The response from Digg users was dramatic. Not only was August 30, only five days after the redesign, declared by users to be "quit Digg day," but the site also saw traffic fall heavily in September, dropping around 34%, from 16 million monthly users to around 6 million, by the end of the month.

The website was never able to recover and in July, the site was sold off, piece by piece, to different outlets, for around $16 million.

Drew Curtis, founder and CEO of Fark, a popular news aggregator, told me in July that the redesign, essentially, pushed people too far. 

“They destroyed the existing site and replaced it with a completely different version, while insisting it was the same thing,” Curtis told me.

“Digg committed suicide.” 

According to Curtis, people at the company were against the total redesign of the site, and some of them even left in protest.

Though no names were mentioned, it should be noted that CEO Jay Adelson did leave the company only a few months before, in April 2010, with rumors that he had disagreed with the company board over what the redesign would look like.

Curtis told me that the ultimate lesson for other companies, such as Facebook and eBay, is, “respect your audience.”

Instead of overreaching by trying to target Twitter, says Curtis, Digg should have kept doing what they were good at and they may have continued to grow, like Reddit did.
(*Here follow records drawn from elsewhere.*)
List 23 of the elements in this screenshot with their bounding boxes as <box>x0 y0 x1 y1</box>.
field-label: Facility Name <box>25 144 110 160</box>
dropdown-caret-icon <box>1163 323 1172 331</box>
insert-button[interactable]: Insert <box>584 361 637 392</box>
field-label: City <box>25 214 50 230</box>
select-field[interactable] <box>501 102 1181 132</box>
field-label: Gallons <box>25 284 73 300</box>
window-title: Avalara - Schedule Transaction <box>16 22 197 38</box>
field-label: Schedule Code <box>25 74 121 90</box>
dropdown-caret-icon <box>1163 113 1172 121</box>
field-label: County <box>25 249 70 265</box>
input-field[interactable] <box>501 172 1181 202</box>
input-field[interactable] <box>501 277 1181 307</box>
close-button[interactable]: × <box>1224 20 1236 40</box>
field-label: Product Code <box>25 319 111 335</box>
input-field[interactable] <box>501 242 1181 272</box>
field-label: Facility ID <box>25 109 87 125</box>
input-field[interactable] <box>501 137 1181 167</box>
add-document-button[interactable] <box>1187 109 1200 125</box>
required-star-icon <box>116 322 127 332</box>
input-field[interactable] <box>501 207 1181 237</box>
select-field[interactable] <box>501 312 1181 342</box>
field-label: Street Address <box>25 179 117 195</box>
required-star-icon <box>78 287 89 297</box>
Instead they were a top 10 website for years, and then suddenly they fell off.

Pinterest growth

Meanwhile, the real Pinterest is still growing every month.

In May, Pinterest topped Twitter and Bing in referrals, then, in June, Pinterest had more referral traffic than Twitter, StumbleUpon, Bing and Google combined. Pinterest finally overtook Yahoo organic traffic in August, making it the fourth largest traffic source in the world.

Pinterest has now seen its referral traffic increase for seven straight months, and a September study from Pew Internet & American Life Project found that found that 12% out of 1000 people said they use Pinterest, and of those, the vast majority were women.  A full 19% of online women are now on Pinterest.

Given those numbers its not a surprise that others would want to copy that success. But what websites and app have to ask themselves is whether or not it is the right fit for them.